Keris and her mom started Keris Kares in January 2015, shortly before the little girl passed away.
The nonprofit organization holds several events throughout the year to raise money for families dealing with pediatric cancer. The funds allow families to pay bills, among other things.
While Keris Kares focuses on families, Joey’s Toy Box concentrates more on the children afflicted with cancer.
The nonprofit organization is run by Doolittle in honor of her son.
Joey Doolittle was only 3 months old when he was diagnosed with Rhabdomysarcoma, cancer of the soft tissue, explained Doolittle.
The little boy also went through chemotherapy and radiation – and was cancer-free for almost four years. He relapsed and lived three more years before passing away on July 4, 2008 – Independence Day. Joey was 9 years old.
The idea for Joey’s Toy Box started three months earlier while he was in the hospital, Doolittle said. Her son would be awarded with a toy for finishing treatment. One day he noticed there were not many toys left.
“There were only three toys left in the bag,” Doolittle remembered. “Later that night he asked me if people would give a little kid money. I asked why. He said he wanted to make sure that every little kid would have a toy waiting for them.”

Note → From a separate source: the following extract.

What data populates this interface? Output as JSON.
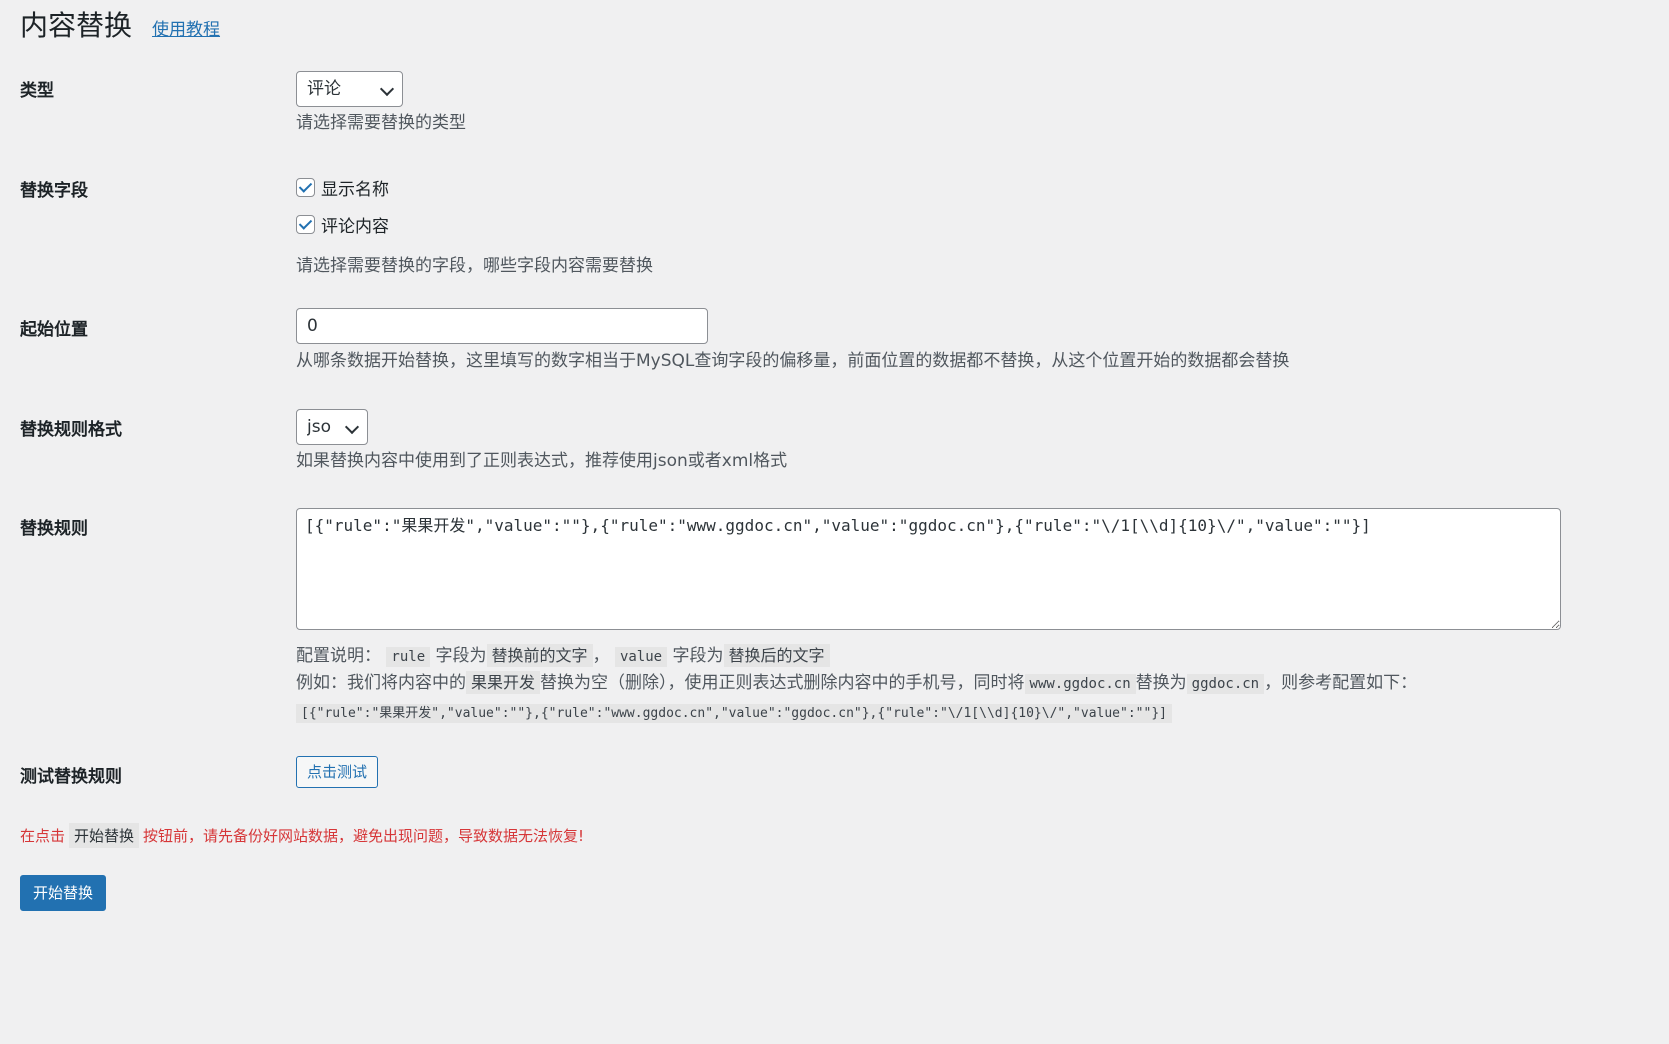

Joey’s Toy Box delivers new toys and electronics every six weeks to children in four Atlanta-area hospitals, Doolittle said. The organization also grants “Second Wishes” to critically ill children – which includes sending families on trips or treating the children to shopping sprees.
While Doolittle and Bembry’s nonprofit organizations serve a different population, both are focused on raising awareness about pediatric cancer.
“Only four percent of all monies given to fund cancer research and treatment go to pediatric cancer – the rest goes to adult cancer,” Bembry stated. "We need everybody’s hands on deck to move that four percent up. The more awareness goes up, the more funding will go into pediatric cancer."
Both women are grateful for the community’s support during the Paint the Town Gold campaign. They hope to see more vibrant hues next year.